Pihak Rizal Risjad menyampaikan keberatan sekaligus klarifikasi atau hak jawab dan hak koreksi terkait pemberitaan yang telah ditayangkan tersebut. Adapun, berikut beberapa poin yang dilampirkan oleh Kuasa Hukum Rizal Risjad kepada Redaksi INDUSTRY.co.id:
- Pemuatan berita tersebut di atas, dengan narasi yang dibuat sepotong-potong dan bernada tendensius, senyatanya cenderung menyudutkan dan mencemarkan nama baik Klien kami.
Seolah-olah bapak Rizal Risjad secara pribadi adalah pihak yang mengajukan fasilitas kredit dan telah melakukan wanprestasi kepada PT Bank Victoria International Tbk.
Sehingga Bapak Rizal Risjad dianggap telah berhutang kepada PT Bank Victoria Tbk, sebagaimana yang diberitakan. Padahal, tidak ada manfaat ekonomi yang diterima Klien kami dari pemberian fasilitas kredit tersebut.
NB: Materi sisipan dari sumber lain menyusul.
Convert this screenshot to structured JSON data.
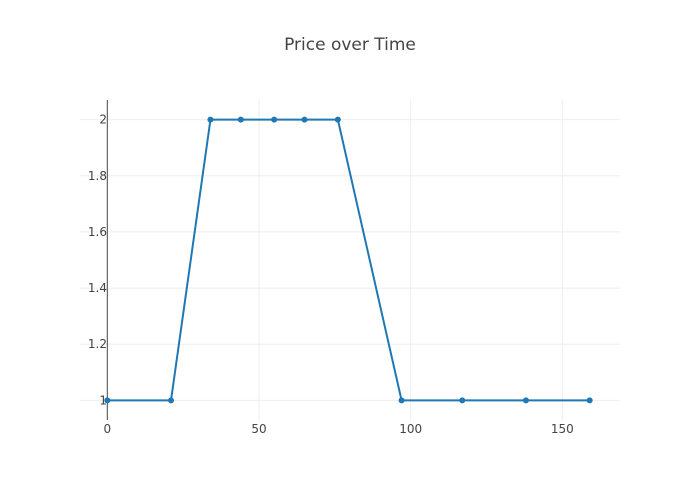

- Bahwa seandainya pihak redaksi INDUSTRY.co.id lebih teliti dan menjunjung tinggi prinsip kehati-hatian dalam membuat berita.
Maka sepatutnya redaksi INDUSTRY.co.id melakukan klarifikasi dan konfirmasi telebih dahulu kepada nama-nama yang disebutkan sebelum melakukan publikasi. Sehingga, produk jurnalistik yang dihasilkan dapat berkualitas oleh karena telah menciptakan ruang pemberitaan yang adil dan berimbang.
- Perlu kami sampaikan pula bahwa, sepanjang yang Klien kami ketahui, pihak yang mengajukan permohonan fasilitas kredit kepada PT Bank Victoria International Tbk periode tahun 2018-2019. Untuk kemudian menggunakan hasil fasilitas kredit tersebut untuk menjunjung kegiatan usahanya adalah PT Risco Energi Pratama, suatu perusahaan penyedia jasa kontruksi minyak dan gas bumi di Indonesia, yang pada saat itu dipimpin saudara Kenneth Joseph Sauer III, warga negara Amerika Serikat, dengan total nilai pinjaman sebesar USD14.000.000 (empat belas juta dolar AS) sebagai debitur utama, dan bukan Bapak Rizal Risjad.
- Bahwa selain itu, belum dapat dibuktikan secara hukum apakah Klien kami adalah pihak yang harus bertanggung jawab atas fasilitas kredit yang diajukan oleh PT Risco Energi Pratama selaku debitur utama kepada PT Bank Victoria International Tbk tersebut berdasarkan suatu putusan pengadilan yang berkekuatan hukum tetap.
Permohonan Maaf Tim Redaksi INDUSTRY.co.id
Sehubungan dengan pemuatan berita dengan judul "Diduga Wanprestasi Perjanjian Kredit, Bank Victoria Gugat Rizal Risjad ke PN Jaksel" dan "Kasus Gugatan Dugaan Wanprestasi Rizal Risjad, Bank Victoria Serahkan Sepenuhnya ke Kuasa Hukum" tersebut, maka kami dari Tim Redaksi INDUSTRY.co.id memohon maaf yang sebesar-besarnya atas ketidak hati-hatian dan kelalaian yang telah kami lakukan dalam penayangan kedua berita tersebut.
Adapun, kedua pemberitaan tersebut telah kami cabut penayanganya (take down) . Kami dari Tim Redaksi INDUSTRY.co.id memberikan ruang sebesar-besarnya kepada pihak yang merasa dirugikan untuk memberikan tanggapan berupa Hak Jawab. Sekali lagi kami mohon maaf atas kelalaian yang dilalukan Tim kami. Kami berharap Bapak Rizal Risjad dapat memberikan maaf atas kesalahan dan kelalaian yang telah dilakukan oleh Tim Kami.